Par exemple, l’hypothèse d’un axe solide existant au pôle et servant de pivot à la terre, ou, comme on l’aurait dit autrefois de préférence, à la machine du monde, c’est-à-dire à la voûte céleste, ne mérite plus d’être citée qu’à un point de vue simplement historique. Il y a des siècles qu’on n’y croit plus. Il n’y a pas de « Grand Clou. » Déjà ni Rabelais, ni Cyrano de Bergerac, dans leurs demi-fantaisies, ne l’admettaient plus.

Cependant, sans rien supposer de précis, on ignorait encore, il y a moins de trois siècles, au temps de Louis XIV, s’il n’y avait pas quelque chose pour supporter la Terre dans l’espace.

Lorsque Regnard, l’illustre poète, qui termina sa carrière à une date dont la Comédie-Française célébrait ces jours-ci le deuxième centenaire, entreprit le fameux voyage en Laponie, dans lequel il atteignit l’extrémité septentrionale des terres de l’Ancien Continent, il parlait encore, d’une façon vague et problématique, du Grand Essieu, sur lequel tourne la Terre et dont il cherchait à se rapprocher.
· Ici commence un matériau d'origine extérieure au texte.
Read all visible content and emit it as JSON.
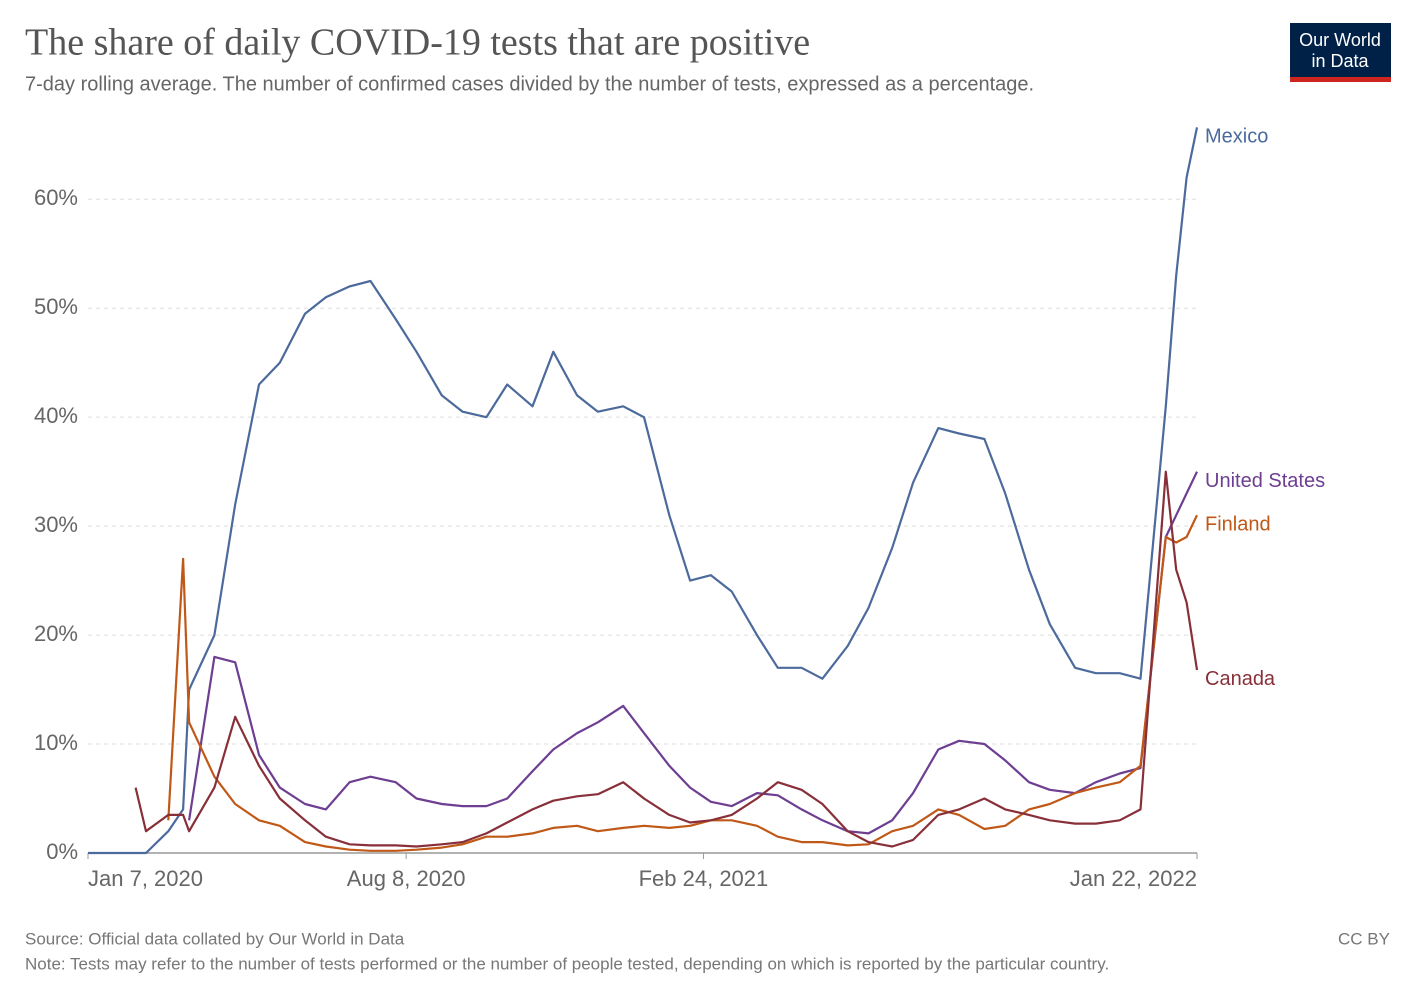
{
  "chart_data": {
    "type": "line",
    "title": "The share of daily COVID-19 tests that are positive",
    "subtitle": "7-day rolling average. The number of confirmed cases divided by the number of tests, expressed as a percentage.",
    "source": "Source: Official data collated by Our World in Data",
    "note": "Note: Tests may refer to the number of tests performed or the number of people tested, depending on which is reported by the particular country.",
    "license": "CC BY",
    "logo": [
      "Our World",
      "in Data"
    ],
    "x": [
      "2020-01-07",
      "2020-02-01",
      "2020-02-08",
      "2020-02-15",
      "2020-03-01",
      "2020-03-11",
      "2020-03-15",
      "2020-04-01",
      "2020-04-15",
      "2020-05-01",
      "2020-05-15",
      "2020-06-01",
      "2020-06-15",
      "2020-07-01",
      "2020-07-15",
      "2020-08-01",
      "2020-08-15",
      "2020-09-01",
      "2020-09-15",
      "2020-10-01",
      "2020-10-15",
      "2020-11-01",
      "2020-11-15",
      "2020-12-01",
      "2020-12-15",
      "2021-01-01",
      "2021-01-15",
      "2021-02-01",
      "2021-02-15",
      "2021-03-01",
      "2021-03-15",
      "2021-04-01",
      "2021-04-15",
      "2021-05-01",
      "2021-05-15",
      "2021-06-01",
      "2021-06-15",
      "2021-07-01",
      "2021-07-15",
      "2021-08-01",
      "2021-08-15",
      "2021-09-01",
      "2021-09-15",
      "2021-10-01",
      "2021-10-15",
      "2021-11-01",
      "2021-11-15",
      "2021-12-01",
      "2021-12-15",
      "2022-01-01",
      "2022-01-08",
      "2022-01-15",
      "2022-01-22"
    ],
    "series": [
      {
        "name": "Mexico",
        "color": "#4c6a9c",
        "values": [
          0,
          0,
          0,
          0,
          2,
          4,
          15,
          20,
          32,
          43,
          45,
          49.5,
          51,
          52,
          52.5,
          49,
          46,
          42,
          40.5,
          40,
          43,
          41,
          46,
          42,
          40.5,
          41,
          40,
          31,
          25,
          25.5,
          24,
          20,
          17,
          17,
          16,
          19,
          22.5,
          28,
          34,
          39,
          38.5,
          38,
          33,
          26,
          21,
          17,
          16.5,
          16.5,
          16,
          41,
          53,
          62,
          66.6
        ]
      },
      {
        "name": "United States",
        "color": "#6d3e91",
        "values": [
          null,
          null,
          null,
          null,
          null,
          null,
          3,
          18,
          17.5,
          9,
          6,
          4.5,
          4,
          6.5,
          7,
          6.5,
          5,
          4.5,
          4.3,
          4.3,
          5,
          7.5,
          9.5,
          11,
          12,
          13.5,
          11,
          8,
          6,
          4.7,
          4.3,
          5.5,
          5.3,
          4,
          3,
          2,
          1.8,
          3,
          5.5,
          9.5,
          10.3,
          10,
          8.5,
          6.5,
          5.8,
          5.5,
          6.5,
          7.3,
          7.8,
          29,
          31,
          33,
          35
        ]
      },
      {
        "name": "Finland",
        "color": "#c05917",
        "values": [
          null,
          null,
          null,
          null,
          3,
          27,
          12,
          7,
          4.5,
          3,
          2.5,
          1,
          0.6,
          0.3,
          0.2,
          0.2,
          0.3,
          0.5,
          0.8,
          1.5,
          1.5,
          1.8,
          2.3,
          2.5,
          2,
          2.3,
          2.5,
          2.3,
          2.5,
          3,
          3,
          2.5,
          1.5,
          1,
          1,
          0.7,
          0.8,
          2,
          2.5,
          4,
          3.5,
          2.2,
          2.5,
          4,
          4.5,
          5.5,
          6,
          6.5,
          8,
          29,
          28.5,
          29,
          31
        ]
      },
      {
        "name": "Canada",
        "color": "#883039",
        "values": [
          null,
          null,
          6,
          2,
          3.5,
          3.5,
          2,
          6,
          12.5,
          8,
          5,
          3,
          1.5,
          0.8,
          0.7,
          0.7,
          0.6,
          0.8,
          1,
          1.8,
          2.8,
          4,
          4.8,
          5.2,
          5.4,
          6.5,
          5,
          3.5,
          2.8,
          3,
          3.5,
          5,
          6.5,
          5.8,
          4.5,
          2,
          1,
          0.6,
          1.2,
          3.5,
          4,
          5,
          4,
          3.5,
          3,
          2.7,
          2.7,
          3,
          4,
          35,
          26,
          23,
          16.8
        ]
      }
    ],
    "xlim": [
      "2020-01-07",
      "2022-01-22"
    ],
    "xticks": [
      {
        "value": "2020-01-07",
        "label": "Jan 7, 2020"
      },
      {
        "value": "2020-08-08",
        "label": "Aug 8, 2020"
      },
      {
        "value": "2021-02-24",
        "label": "Feb 24, 2021"
      },
      {
        "value": "2022-01-22",
        "label": "Jan 22, 2022"
      }
    ],
    "ylim": [
      0,
      67
    ],
    "yticks": [
      {
        "value": 0,
        "label": "0%"
      },
      {
        "value": 10,
        "label": "10%"
      },
      {
        "value": 20,
        "label": "20%"
      },
      {
        "value": 30,
        "label": "30%"
      },
      {
        "value": 40,
        "label": "40%"
      },
      {
        "value": 50,
        "label": "50%"
      },
      {
        "value": 60,
        "label": "60%"
      }
    ],
    "grid": true
  }
}
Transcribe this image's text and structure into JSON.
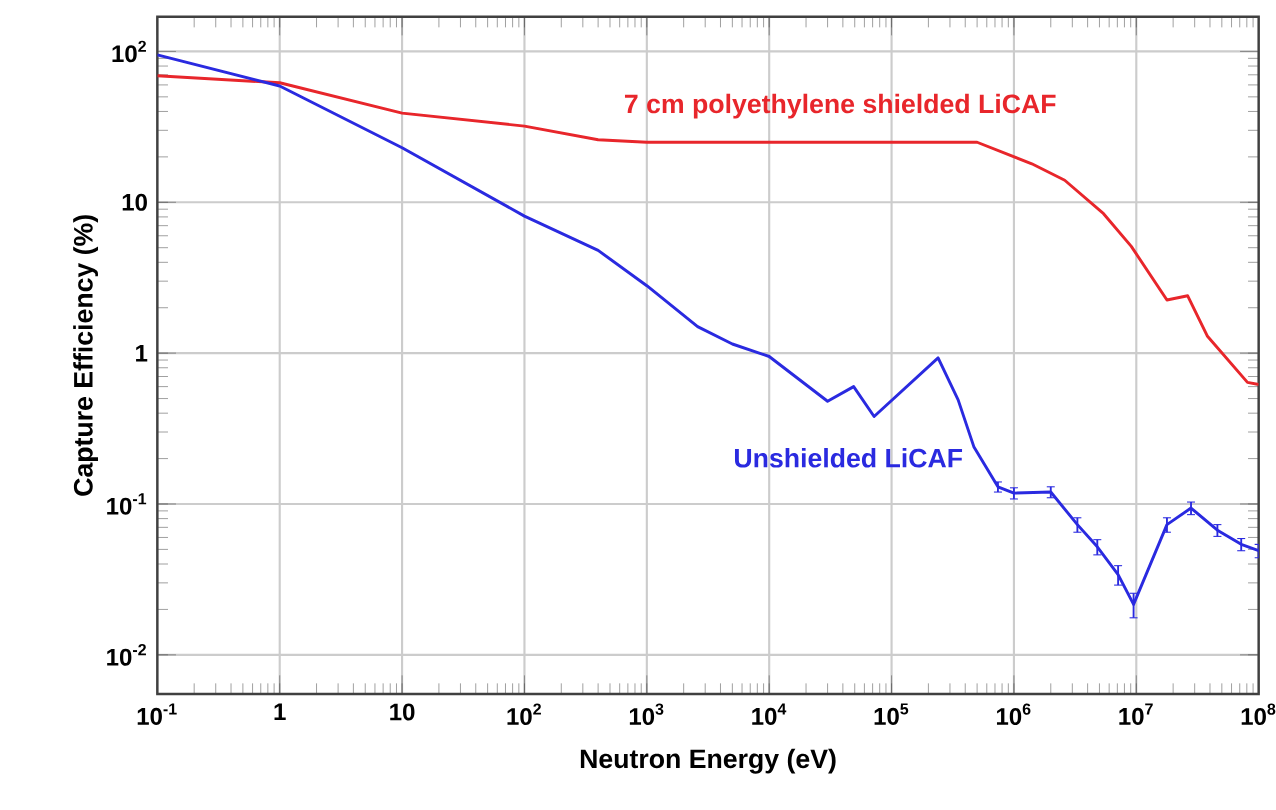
{
  "chart_data": {
    "type": "line",
    "xlabel": "Neutron Energy (eV)",
    "ylabel": "Capture Efficiency (%)",
    "log": "xy",
    "grid": true,
    "legend": false,
    "marker": "none",
    "line_style": "solid",
    "xlim": [
      0.1,
      100000000
    ],
    "ylim": [
      0.0055,
      170
    ],
    "xticks": [
      {
        "value": 0.1,
        "label": "10$^{-1}$"
      },
      1,
      10,
      {
        "value": 100,
        "label": "10$^{2}$"
      },
      {
        "value": 1000,
        "label": "10$^{3}$"
      },
      {
        "value": 10000,
        "label": "10$^{4}$"
      },
      {
        "value": 100000,
        "label": "10$^{5}$"
      },
      {
        "value": 1000000,
        "label": "10$^{6}$"
      },
      {
        "value": 10000000,
        "label": "10$^{7}$"
      },
      {
        "value": 100000000,
        "label": "10$^{8}$"
      }
    ],
    "yticks": [
      {
        "value": 0.01,
        "label": "10$^{-2}$"
      },
      {
        "value": 0.1,
        "label": "10$^{-1}$"
      },
      1,
      10,
      {
        "value": 100,
        "label": "10$^{2}$"
      }
    ],
    "series": [
      {
        "name": "7 cm polyethylene shielded LiCAF",
        "color": "#e8262b",
        "x": [
          0.1,
          1,
          10,
          100,
          400,
          1000,
          10000,
          100000,
          500000,
          1400000,
          2600000,
          5400000,
          9100000,
          17800000,
          26300000,
          38000000,
          81000000,
          100000000
        ],
        "values": [
          69,
          62,
          39,
          32,
          26,
          25,
          25,
          25,
          25,
          18,
          14,
          8.4,
          5.1,
          2.25,
          2.4,
          1.3,
          0.64,
          0.62
        ]
      },
      {
        "name": "Unshielded LiCAF",
        "color": "#2a2ae0",
        "x": [
          0.1,
          1,
          10,
          100,
          400,
          1000,
          2600,
          5000,
          10000,
          30000,
          49000,
          72000,
          240000,
          350000,
          470000,
          740000,
          1000000,
          2000000,
          3300000,
          4800000,
          7100000,
          9500000,
          17800000,
          28000000,
          46000000,
          72000000,
          100000000
        ],
        "values": [
          95,
          59,
          23,
          8.1,
          4.8,
          2.8,
          1.5,
          1.15,
          0.95,
          0.48,
          0.6,
          0.38,
          0.93,
          0.49,
          0.24,
          0.13,
          0.118,
          0.12,
          0.073,
          0.052,
          0.034,
          0.0216,
          0.073,
          0.094,
          0.067,
          0.054,
          0.049
        ],
        "errors": [
          null,
          null,
          null,
          null,
          null,
          null,
          null,
          null,
          null,
          null,
          null,
          null,
          null,
          null,
          null,
          0.01,
          0.01,
          0.01,
          0.008,
          0.006,
          0.005,
          0.004,
          0.008,
          0.009,
          0.006,
          0.005,
          0.005
        ]
      }
    ]
  }
}
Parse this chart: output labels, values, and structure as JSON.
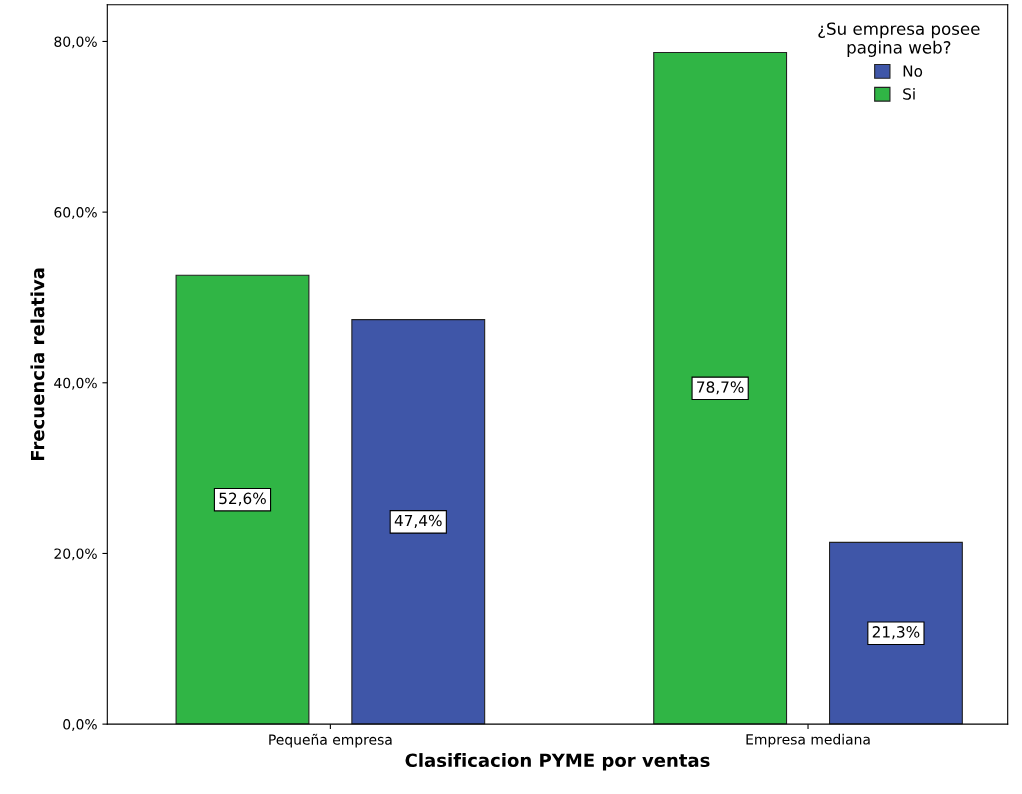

Après que l’idée d’un pivot ou d’un support solide eut été abandonnée, plusieurs géographes, et non des moindres, persistèrent dans l’hypothèse d’un trou polaire. C’est-à-dire qu’ils supposèrent qu’au Pôle, soit au Pôle Sud, soit au Pôle Nord, soit en ces deux emplacemens, il existait un trou mettant en communication l’eau des mers avec l’intérieur de notre sphère terrestre, supposée creuse. Il n’y a pas lieu de plaisanter sur cette croyance et de la rejeter dédaigneusement sans examen. De fort grands esprits l’ont admise. Mercator lui-même, l’éminent géographe et astronome auquel on doit le système de projection qui porte son nom et sur lequel, depuis trois cent cinquante ans, les marins de tous les pays s’appuient pour fixer la route quotidienne de leurs navires, n’hésitait pas à admettre cette hypothèse du trou polaire.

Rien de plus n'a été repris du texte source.